Makna “Gelang-gelang Emas” dan “Pakaian Sutera

      Selanjutnya Allah Swt.  berfirman mengenai   kenikmatan-kenikmatan surgawi lainnya yang akan dirasakan oleh para penghuni surga:
جَنّٰتُ عَدۡنٍ یَّدۡخُلُوۡنَہَا یُحَلَّوۡنَ فِیۡہَا مِنۡ اَسَاوِرَ  مِنۡ ذَہَبٍ وَّ لُؤۡلُؤًا ۚ وَ لِبَاسُہُمۡ  فِیۡہَا  حَرِیۡرٌ ﴿ ﴾  وَ قَالُوا الۡحَمۡدُ لِلّٰہِ الَّذِیۡۤ  اَذۡہَبَ  عَنَّا الۡحَزَنَ ؕ اِنَّ  رَبَّنَا لَغَفُوۡرٌ  شَکُوۡرُۨ ﴿ۙ ﴾  الَّذِیۡۤ  اَحَلَّنَا  دَارَ الۡمُقَامَۃِ  مِنۡ فَضۡلِہٖ ۚ لَا یَمَسُّنَا فِیۡہَا نَصَبٌ وَّ لَا یَمَسُّنَا فِیۡہَا  لُغُوۡبٌ ﴿ ﴾
Ganjaran mereka  kebun-kebun abadi,  mereka akan memasukinya, di dalamnya mereka dihiasi dengan gelang-gelang emas dan mutiara, dan pakaian mereka di dalamnya adalah sutera.   Dan mereka berkata: “Segala puji bagi Allah, Yang telah menjauhkan kesedihan dari kami. Sesungguhnya Tuhan kami benar-benar Maha Pengampun, Maha Menghargai,  Yang menempatkan kami di rumah abadi dari karunia-Nya, kesulitan  tidak menyentuh kami di dalamnya  dan tidak pula kelelahan  menyentuh kami di dalamnya.”   (Al-Fathir [35]:34-36).

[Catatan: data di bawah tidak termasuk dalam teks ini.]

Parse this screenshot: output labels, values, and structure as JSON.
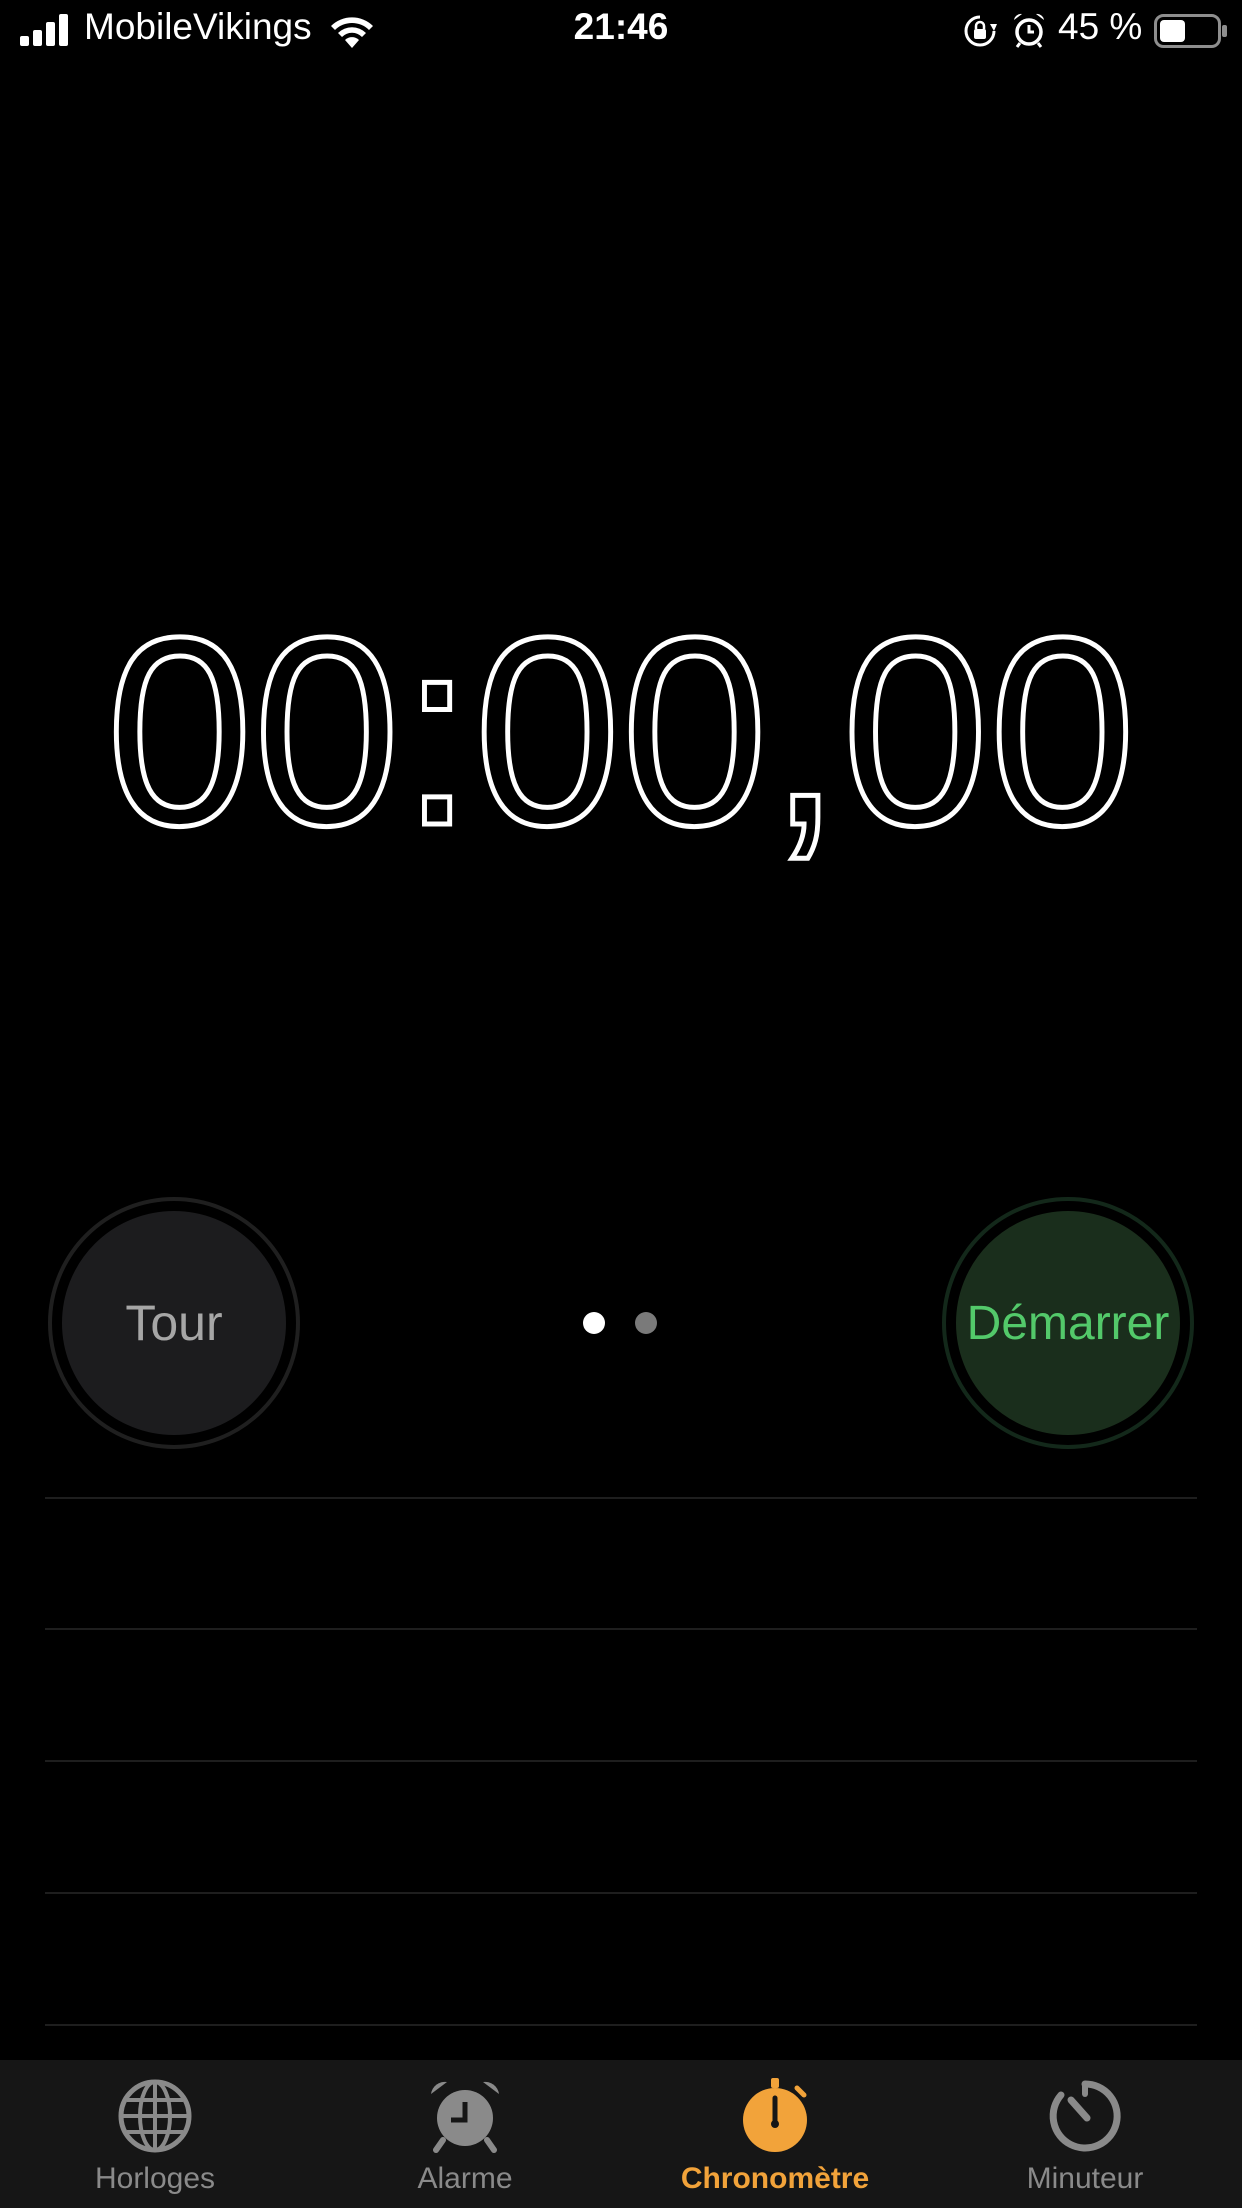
{
  "status_bar": {
    "carrier": "MobileVikings",
    "time": "21:46",
    "battery_percent": "45 %",
    "battery_level": 0.45
  },
  "stopwatch": {
    "time_display": "00:00,00"
  },
  "controls": {
    "lap_label": "Tour",
    "start_label": "Démarrer",
    "page_indicator": {
      "count": 2,
      "active_index": 0
    }
  },
  "tab_bar": {
    "tabs": [
      {
        "label": "Horloges",
        "icon": "globe-icon",
        "active": false
      },
      {
        "label": "Alarme",
        "icon": "alarm-clock-icon",
        "active": false
      },
      {
        "label": "Chronomètre",
        "icon": "stopwatch-icon",
        "active": true
      },
      {
        "label": "Minuteur",
        "icon": "timer-icon",
        "active": false
      }
    ]
  },
  "colors": {
    "accent": "#f2a33a",
    "start_green": "#53c96a",
    "start_bg": "#1a2e1c",
    "lap_bg": "#1c1c1e",
    "inactive_tab": "#8a8a8a"
  }
}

       Kalimat “mereka dihiasi dengan gelang-gelang emas dan mutiara   dan “pakaian sutera  mengandung makna  bahwa keadaan mereka serta penampilan mereka akan sangat terhormat dan berwibawa, bagaikan penampilan para raja atau orang-orang kaya ketika mereka hidup di dunia,  dimana mereka  yang cenderung mengenakan pakaian kebesaran  serta berbagai aksesoris lainnya yang akan menambah kewibawaaannya.

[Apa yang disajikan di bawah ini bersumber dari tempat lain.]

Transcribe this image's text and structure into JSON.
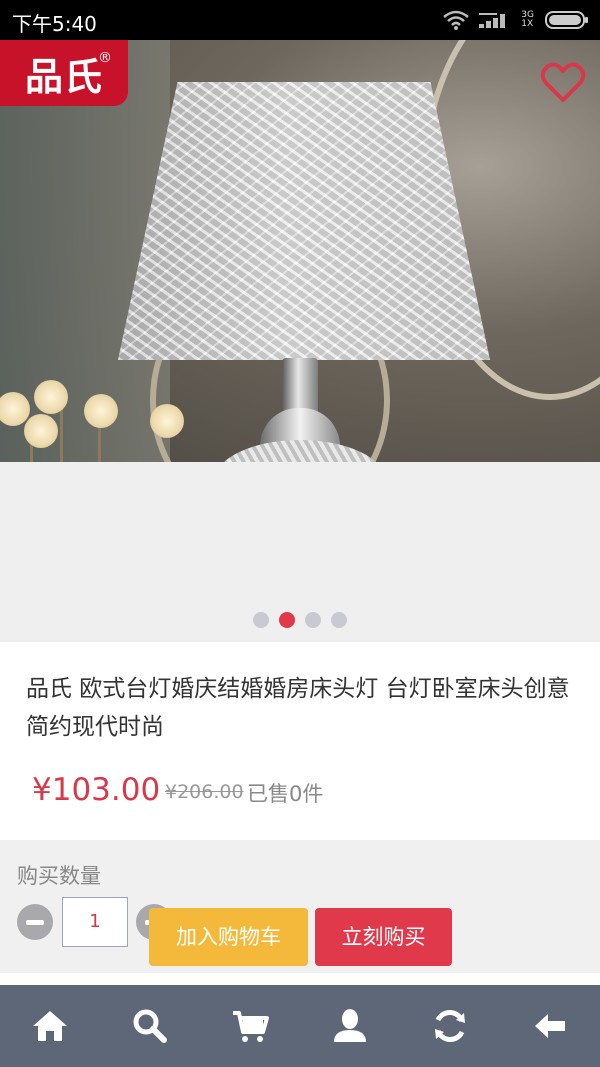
{
  "status_bar": {
    "time": "下午5:40",
    "network": "3G",
    "sim": "1X"
  },
  "brand": {
    "logo_text": "品氏",
    "logo_mark": "®",
    "color": "#c8122a"
  },
  "gallery": {
    "slide_count": 4,
    "active_index": 1
  },
  "product": {
    "title": "品氏 欧式台灯婚庆结婚婚房床头灯 台灯卧室床头创意简约现代时尚",
    "price": "¥103.00",
    "original_price": "¥206.00",
    "sold": "已售0件"
  },
  "purchase": {
    "quantity_label": "购买数量",
    "quantity": "1",
    "add_to_cart": "加入购物车",
    "buy_now": "立刻购买"
  },
  "bottom_nav": {
    "items": [
      "home-icon",
      "search-icon",
      "cart-icon",
      "user-icon",
      "refresh-icon",
      "back-arrow-icon"
    ]
  },
  "colors": {
    "accent": "#e0394b",
    "cart_button": "#f4b83a",
    "nav_bg": "#5d6777"
  }
}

         Dengan demikian firman Allah Swt. tersebut mengisyaratkan bahwa orang-orang  yang beriman dan beramal saleh, walau pun ketika hidupnya di dunia penuh dengan kesederhanaan dan  penderitaan serta mendapat penghinaan dari para penentangnya – yang bangga dengan kekuasaan dan kekayaan serta jumlah  mereka --  tetapi di akhirat keadaannya akan terbalik 180 derajat (QS.2:213; QS.11:26-40; QS.83:30-37).

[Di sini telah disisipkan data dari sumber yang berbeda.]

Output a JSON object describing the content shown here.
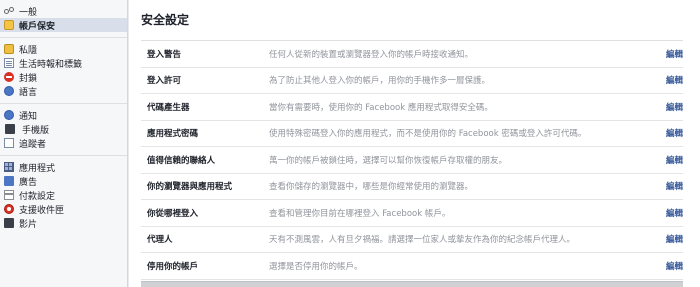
{
  "sidebar": {
    "groups": [
      [
        {
          "label": "一般",
          "icon": "gear-icon"
        },
        {
          "label": "帳戶保安",
          "icon": "shield-icon",
          "active": true
        }
      ],
      [
        {
          "label": "私隱",
          "icon": "lock-icon"
        },
        {
          "label": "生活時報和標籤",
          "icon": "timeline-icon"
        },
        {
          "label": "封鎖",
          "icon": "block-icon"
        },
        {
          "label": "語言",
          "icon": "globe-icon"
        }
      ],
      [
        {
          "label": "通知",
          "icon": "globe-bell-icon"
        },
        {
          "label": "手機版",
          "icon": "mobile-icon"
        },
        {
          "label": "追蹤者",
          "icon": "rss-icon"
        }
      ],
      [
        {
          "label": "應用程式",
          "icon": "apps-icon"
        },
        {
          "label": "廣告",
          "icon": "ads-icon"
        },
        {
          "label": "付款設定",
          "icon": "payment-icon"
        },
        {
          "label": "支援收件匣",
          "icon": "lifebuoy-icon"
        },
        {
          "label": "影片",
          "icon": "video-icon"
        }
      ]
    ]
  },
  "main": {
    "title": "安全設定",
    "edit_label": "編輯",
    "rows": [
      {
        "label": "登入警告",
        "desc": "任何人從新的裝置或瀏覽器登入你的帳戶時接收通知。"
      },
      {
        "label": "登入許可",
        "desc": "為了防止其他人登入你的帳戶，用你的手機作多一層保護。"
      },
      {
        "label": "代碼產生器",
        "desc": "當你有需要時，使用你的 Facebook 應用程式取得安全碼。"
      },
      {
        "label": "應用程式密碼",
        "desc": "使用特殊密碼登入你的應用程式，而不是使用你的 Facebook 密碼或登入許可代碼。"
      },
      {
        "label": "值得信賴的聯絡人",
        "desc": "萬一你的帳戶被鎖住時，選擇可以幫你恢復帳戶存取權的朋友。"
      },
      {
        "label": "你的瀏覽器與應用程式",
        "desc": "查看你儲存的瀏覽器中，哪些是你經常使用的瀏覽器。"
      },
      {
        "label": "你從哪裡登入",
        "desc": "查看和管理你目前在哪裡登入 Facebook 帳戶。"
      },
      {
        "label": "代理人",
        "desc": "天有不測風雲，人有旦夕禍福。請選擇一位家人或摯友作為你的紀念帳戶代理人。"
      },
      {
        "label": "停用你的帳戶",
        "desc": "選擇是否停用你的帳戶。"
      }
    ]
  }
}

        Berikut adalah  perkataan Fir’aun kepada para pembesarnya ketika menghina dan mengejek keadaan penampilan lahiriah Nabi Musa a.s.,  firman-Nya:
وَ نَادٰی فِرۡعَوۡنُ فِیۡ  قَوۡمِہٖ  قَالَ یٰقَوۡمِ اَلَیۡسَ لِیۡ مُلۡکُ مِصۡرَ وَ ہٰذِہِ  الۡاَنۡہٰرُ تَجۡرِیۡ مِنۡ  تَحۡتِیۡ ۚ اَفَلَا  تُبۡصِرُوۡنَ ﴿ؕ﴾   اَمۡ اَنَا خَیۡرٌ  مِّنۡ ہٰذَا الَّذِیۡ ہُوَ  مَہِیۡنٌ ۬ۙ وَّ لَا یَکَادُ  یُبِیۡنُ ﴿﴾  فَلَوۡ لَاۤ  اُلۡقِیَ عَلَیۡہِ  اَسۡوِرَۃٌ  مِّنۡ ذَہَبٍ اَوۡ جَآءَ  مَعَہُ الۡمَلٰٓئِکَۃُ  مُقۡتَرِنِیۡنَ ﴿﴾   فَاسۡتَخَفَّ قَوۡمَہٗ  فَاَطَاعُوۡہُ ؕ اِنَّہُمۡ کَانُوۡا قَوۡمًا فٰسِقِیۡنَ ﴿﴾   فَلَمَّاۤ  اٰسَفُوۡنَا انۡتَقَمۡنَا مِنۡہُمۡ فَاَغۡرَقۡنٰہُمۡ  اَجۡمَعِیۡنَ ﴿ۙ﴾   فَجَعَلۡنٰہُمۡ  سَلَفًا وَّ  مَثَلًا  لِّلۡاٰخِرِیۡنَ ﴿٪﴾
Dan Fir’aun mengumumkan kepada kaumnya dengan berkata: "Hai kaumku, Bukankah kerajaan Mesir ini kepunyaanku dan sungai-sungai ini mengalir di bawah kekuasanku? Maka apakah kamu tidak melihat?  Atau tidakkah aku lebih baik daripada orang   yang hina ini  dan ia tidak dapat menjelaskan? Mengapakah tidak dianugerahkan kepadanya gelang-gelang dari emas, atau datang bersamanya malaikat-malaikat yang berkumpul di sekelilingnya?" Demikianlah ia memperbodoh kaumnya lalu mereka patuh kepadanya, sesungguhnya mereka adalah kaum durhaka.   Maka ketika mereka membuat Kami murka,  Kami menuntut balas dari mereka dan Kami menenggelamkan mereka semua,   Dan Kami menjadikan mereka kisah yang lalu dan misal bagi kaum yang akan datang. (Al-Zukruf [43]:52-57).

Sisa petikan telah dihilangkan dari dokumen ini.